Another important planning consideration is the positioning of vertical risers. Hard-wired readers and locking devices require a control unit. Usually situated in a riser, they should be no more than 100m cable-run from their corresponding door. A good access control company will always liaise with your M&E, to pre-contain cabling, and with your data company to ensure enough data ports are available for every door.

If elevator / lift control is included in your specification, always ensure there are compatible ports in the lift panels to accept access control inputs. Otherwise the lift access controller and lift panel may not communicate, which may delay the installation of lifts.

Placement of hard-wired access readers is an important consideration when engineering traffic flows throughout the building. If you intend to enforce write-back, wherein readers act as a virtual online network, they need to be installed where you are going to collect data from residents and visitors. For example, you may wish to measure traffic flows through the lobby, for which you should install readers on both sides of the lobby door.

TOP TIP: Consider access control holistically, and plan for the future. Access readers and rooms locks should be treated as an integrated system to optimise the user experience.

1 – Make sure your access control company is accredited

2 – Budget for access control

3 – Plan for your residents

4 – Plan for visitors

5 – Consider electronic locksets

6 – Have access control on main entrances and communal doors

7 – Integrate your system with smart building technology


7. Smart Building integrations

Modern access control is part of a shared ecosystem integrated with other smart building technologies. Residents expect to be able to control a host of core functions from a single, convenient resident app.

Some access control providers only have closed, proprietary apps with no integration. This should be avoided as, increasingly, BTR operators require a full resident solution. Of vital importance is to choose a versatile third-party resident-facing mobile app that allows for integration of access control and all other smart building functions.

In order to make this choice, establish which ‘middleware’ the building will be running to allow all the separate systems to communicate with the resident-facing app. Some integrations will be open protocol or a designated proprietary system (for example, Z-Wave or Zigbee). You can leave as many options as possible by choosing an open protocol solution.

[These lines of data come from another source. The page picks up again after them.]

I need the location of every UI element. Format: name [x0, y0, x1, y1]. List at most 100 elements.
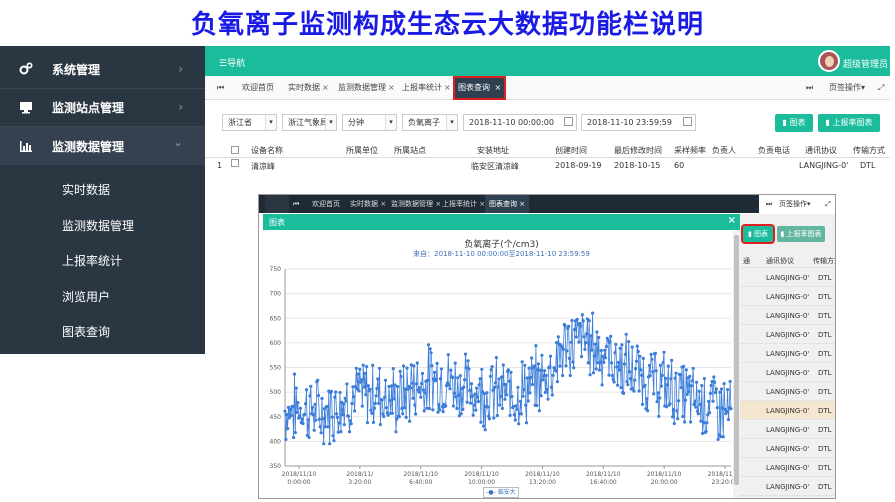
- data-point: [333, 395, 337, 399]
- fullscreen-icon[interactable]: ⤢: [878, 76, 884, 100]
- table-row[interactable]: LANGJING-0' DTL: [740, 439, 835, 458]
- tab-scroll-left-icon[interactable]: ⏮: [293, 195, 299, 213]
- row-checkbox[interactable]: [231, 159, 239, 167]
- column-header[interactable]: 最后修改时间: [614, 145, 662, 156]
- data-point: [646, 409, 650, 413]
- data-point: [543, 390, 547, 394]
- tab-report-rate[interactable]: 上报率统计 ×: [402, 76, 451, 100]
- close-icon[interactable]: ×: [728, 215, 736, 226]
- data-point: [448, 387, 452, 391]
- table-row[interactable]: 1 清凉峰 临安区清凉峰 2018-09-19 2018-10-15 60 LA…: [205, 158, 890, 178]
- data-point: [418, 386, 422, 390]
- table-row[interactable]: LANGJING-0' DTL: [740, 382, 835, 401]
- sidebar-item-system[interactable]: 系统管理 ›: [0, 50, 205, 88]
- tab-report-rate[interactable]: 上报率统计 ×: [442, 195, 485, 213]
- tab-welcome[interactable]: 欢迎首页: [312, 195, 340, 213]
- table-row[interactable]: LANGJING-0' DTL: [740, 477, 835, 496]
- column-header[interactable]: 设备名称: [251, 145, 283, 156]
- column-header[interactable]: 安装地址: [477, 145, 509, 156]
- column-header[interactable]: 通讯协议: [805, 145, 837, 156]
- interval-select[interactable]: 分钟 ▾: [342, 114, 397, 131]
- tab-realtime[interactable]: 实时数据 ×: [288, 76, 329, 100]
- province-select[interactable]: 浙江省 ▾: [222, 114, 277, 131]
- data-point: [719, 387, 724, 391]
- table-row[interactable]: LANGJING-0' DTL: [740, 420, 835, 439]
- chart-button[interactable]: ▮ 图表: [741, 224, 775, 244]
- cell-protocol: LANGJING-0': [766, 445, 810, 453]
- sidebar-item-data[interactable]: 监测数据管理 ⌄: [0, 127, 205, 165]
- avatar[interactable]: [818, 50, 840, 72]
- column-header[interactable]: 负责电话: [758, 145, 790, 156]
- chevron-down-icon: ▾: [446, 115, 457, 130]
- table-row[interactable]: LANGJING-0' DTL: [740, 401, 835, 420]
- report-chart-button[interactable]: ▮ 上报率图表: [777, 226, 825, 242]
- tab-welcome[interactable]: 欢迎首页: [242, 76, 274, 100]
- end-time-input[interactable]: 2018-11-10 23:59:59: [581, 114, 696, 131]
- nav-toggle[interactable]: ☰导航: [219, 56, 245, 69]
- chevron-down-icon: ▾: [265, 115, 276, 130]
- data-point: [660, 373, 664, 377]
- data-point: [337, 421, 341, 425]
- table-row[interactable]: LANGJING-0' DTL: [740, 363, 835, 382]
- close-icon[interactable]: ×: [444, 83, 451, 92]
- chart-button[interactable]: ▮ 图表: [775, 114, 813, 132]
- column-header[interactable]: 传输方式: [853, 145, 885, 156]
- user-name[interactable]: 超级管理员: [843, 57, 888, 70]
- tab-data-manage[interactable]: 监测数据管理 ×: [338, 76, 395, 100]
- sidebar-subitem-realtime[interactable]: 实时数据: [62, 181, 110, 198]
- column-header[interactable]: 创建时间: [555, 145, 587, 156]
- data-point: [486, 405, 490, 409]
- tab-scroll-left-icon[interactable]: ⏮: [217, 76, 224, 100]
- data-point: [610, 374, 614, 378]
- table-row[interactable]: LANGJING-0' DTL: [740, 287, 835, 306]
- column-header[interactable]: 采样频率: [674, 145, 706, 156]
- close-icon[interactable]: ×: [519, 200, 525, 208]
- cell-modified: 2018-10-15: [614, 161, 661, 170]
- column-header[interactable]: 负责人: [712, 145, 736, 156]
- tab-scroll-right-icon[interactable]: ⏭: [759, 195, 779, 213]
- monitor-icon: [18, 100, 34, 114]
- page-ops-dropdown[interactable]: 页签操作▾: [829, 76, 865, 100]
- page-ops-dropdown[interactable]: 页签操作▾: [779, 195, 819, 213]
- background-table: ▮ 图表 ▮ 上报率图表 通 通讯协议 传输方式 LANGJING-0'DTLL…: [740, 214, 835, 498]
- data-point: [369, 408, 373, 412]
- bureau-select[interactable]: 浙江气象局 ▾: [282, 114, 337, 131]
- column-header[interactable]: 所属单位: [346, 145, 378, 156]
- data-point: [572, 366, 576, 370]
- select-all-checkbox[interactable]: [231, 146, 239, 154]
- close-icon[interactable]: ×: [495, 83, 502, 92]
- close-icon[interactable]: ×: [388, 83, 395, 92]
- fullscreen-icon[interactable]: ⤢: [819, 195, 835, 213]
- tab-realtime[interactable]: 实时数据 ×: [350, 195, 386, 213]
- data-point: [441, 410, 445, 414]
- start-time-input[interactable]: 2018-11-10 00:00:00: [463, 114, 577, 131]
- tab-chart-query[interactable]: 图表查询 ×: [485, 195, 530, 213]
- table-row[interactable]: LANGJING-0' DTL: [740, 458, 835, 477]
- metric-select[interactable]: 负氧离子 ▾: [402, 114, 458, 131]
- tab-chart-query[interactable]: 图表查询 ×: [453, 76, 507, 100]
- data-point: [310, 405, 315, 409]
- data-point: [428, 347, 432, 351]
- sidebar-subitem-data-manage[interactable]: 监测数据管理: [62, 217, 134, 234]
- table-row[interactable]: LANGJING-0' DTL: [740, 268, 835, 287]
- data-point: [564, 364, 568, 368]
- close-icon[interactable]: ×: [380, 200, 386, 208]
- sidebar-subitem-chart-query[interactable]: 图表查询: [62, 323, 110, 340]
- sidebar-item-stations[interactable]: 监测站点管理 ›: [0, 88, 205, 126]
- tab-data-manage[interactable]: 监测数据管理 ×: [391, 195, 441, 213]
- sidebar-subitem-users[interactable]: 浏览用户: [62, 288, 110, 305]
- table-row[interactable]: LANGJING-0' DTL: [740, 344, 835, 363]
- data-point: [414, 382, 419, 386]
- legend[interactable]: -●- 临安大明: [483, 487, 519, 498]
- table-row[interactable]: LANGJING-0' DTL: [740, 325, 835, 344]
- report-chart-button[interactable]: ▮ 上报率图表: [818, 114, 880, 132]
- column-header[interactable]: 所属站点: [394, 145, 426, 156]
- sidebar-subitem-report-rate[interactable]: 上报率统计: [62, 252, 122, 269]
- close-icon[interactable]: ×: [435, 200, 441, 208]
- close-icon[interactable]: ×: [322, 83, 329, 92]
- table-row[interactable]: LANGJING-0' DTL: [740, 306, 835, 325]
- data-point: [500, 406, 504, 410]
- data-point: [311, 413, 315, 417]
- tab-scroll-right-icon[interactable]: ⏭: [806, 76, 813, 100]
- data-point: [348, 419, 352, 423]
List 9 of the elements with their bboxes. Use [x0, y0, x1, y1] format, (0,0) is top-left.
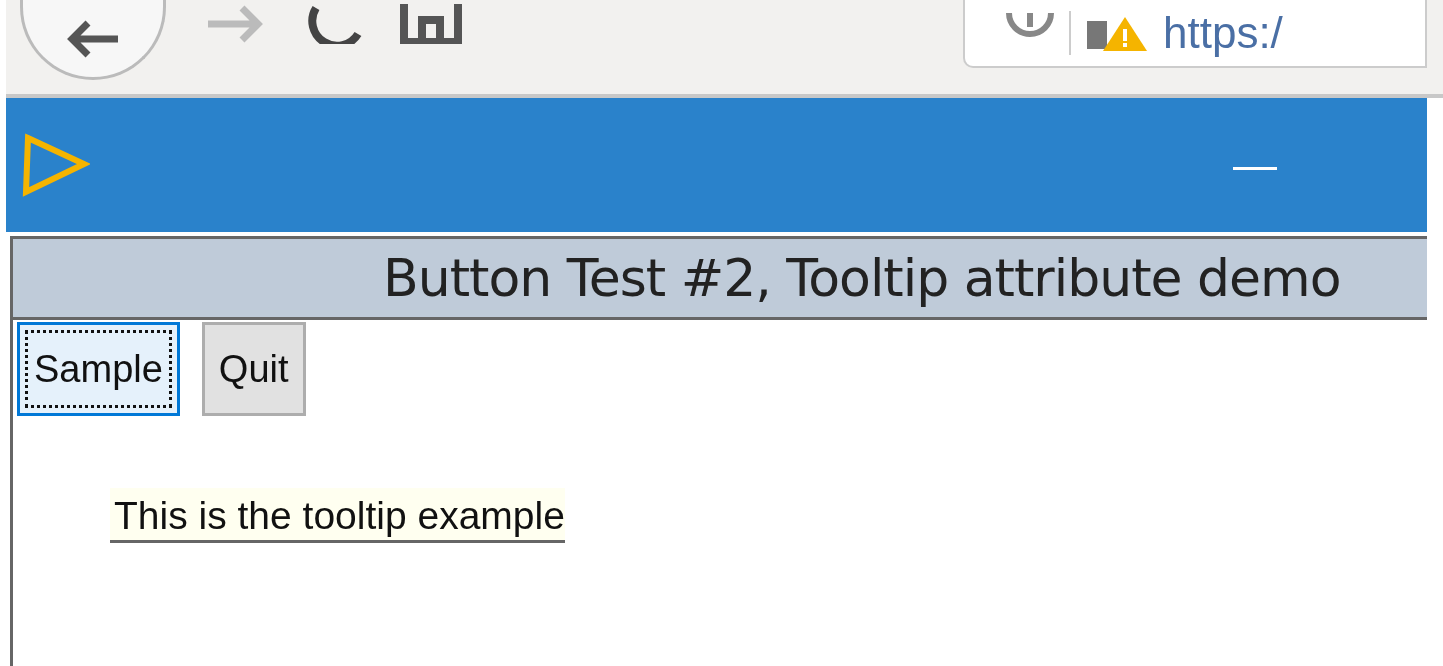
minimize-button[interactable]: — — [1233, 140, 1277, 190]
play-icon — [20, 132, 90, 198]
address-bar[interactable]: https:/ — [963, 0, 1427, 68]
url-text: https:/ — [1163, 11, 1283, 55]
action-button[interactable]: Quit — [201, 322, 306, 416]
tooltip: This is the tooltip example — [110, 488, 565, 543]
reload-icon[interactable] — [308, 4, 364, 44]
panel-title: Button Test #2, Tooltip attribute demo — [13, 236, 1427, 320]
action-button[interactable]: Sample — [17, 322, 180, 416]
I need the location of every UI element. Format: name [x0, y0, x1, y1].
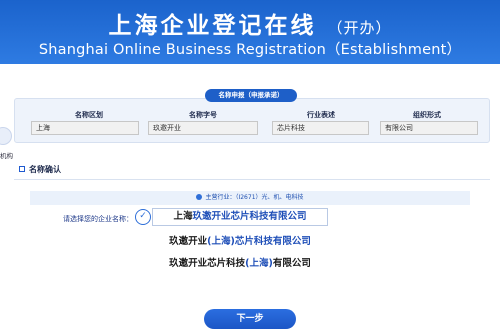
name-option-1[interactable]: 上海玖邀开业芯片科技有限公司 — [152, 208, 328, 226]
title-cn-main: 上海企业登记在线 — [108, 13, 317, 39]
section-square-icon — [19, 165, 25, 172]
field-label-industry: 行业表述 — [307, 111, 335, 119]
opt1-part: 玖邀开业 — [192, 211, 231, 222]
opt1-part: 上海 — [173, 211, 193, 222]
title-cn: 上海企业登记在线 （开办） — [0, 6, 500, 40]
next-step-button[interactable]: 下一步 — [204, 309, 296, 329]
opt2-part: (上海) — [207, 236, 235, 247]
check-circle-icon[interactable]: ✓ — [135, 209, 151, 225]
opt2-part: 芯片科技有限公司 — [234, 236, 311, 247]
field-tradename-input[interactable]: 玖邀开业 — [148, 121, 258, 135]
field-label-region: 名称区划 — [75, 111, 103, 119]
header-banner: 上海企业登记在线 （开办） Shanghai Online Business R… — [0, 0, 500, 64]
title-en: Shanghai Online Business Registration（Es… — [38, 42, 462, 58]
section-title: 名称确认 — [29, 165, 61, 174]
opt3-part: 有限公司 — [272, 258, 311, 269]
section-name-confirm: 名称确认 — [19, 164, 61, 175]
field-label-tradename: 名称字号 — [189, 111, 217, 119]
industry-text: 主营行业：（I2671）光、机、电科技 — [205, 194, 304, 201]
opt3-part: (上海) — [245, 258, 273, 269]
opt1-part: 芯片科技 — [230, 211, 269, 222]
name-option-2[interactable]: 玖邀开业(上海)芯片科技有限公司 — [152, 233, 328, 251]
industry-info-bar: 主营行业：（I2671）光、机、电科技 — [30, 191, 470, 205]
field-orgform-select[interactable]: 有限公司 — [380, 121, 478, 135]
name-option-3[interactable]: 玖邀开业芯片科技(上海)有限公司 — [152, 255, 328, 273]
side-float-icon[interactable] — [0, 127, 12, 145]
title-cn-sub: （开办） — [327, 19, 392, 37]
side-float-label[interactable]: 机构 — [0, 150, 13, 160]
opt2-part: 玖邀开业 — [169, 236, 208, 247]
choose-name-label: 请选择您的企业名称： — [63, 215, 133, 223]
info-dot-icon — [196, 193, 203, 200]
opt1-part: 有限公司 — [268, 211, 307, 222]
opt3-part: 玖邀开业芯片科技 — [169, 258, 246, 269]
name-apply-tab: 名称申报（申报承诺） — [205, 89, 297, 102]
field-label-orgform: 组织形式 — [413, 111, 441, 119]
field-industry-input[interactable]: 芯片科技 — [272, 121, 369, 135]
field-region-input[interactable]: 上海 — [31, 121, 139, 135]
section-divider — [14, 179, 490, 180]
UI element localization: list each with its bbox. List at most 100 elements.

TOP TIP: Look for an off-the-peg resident solution with ready-made integrations. Ideally, one that already works with your applications; you don’t want to be constantly asking your access control company to build new integrations or, worse still, forcing your residents to use several mobile apps.

It is recommended that you share your access control plans with your SBD Designing Out Crime Officer (DOCO). They are listed on the SBD website.

Responsibility for access control does not end with the practical completion of the building. Warranty and aftersales support are vitally important going forward so ensure your access control provider offers adequate service levels, including both on-site and remote / online technical support. Ensure you are happy with their warranty provision for electronic locksets and access control systems.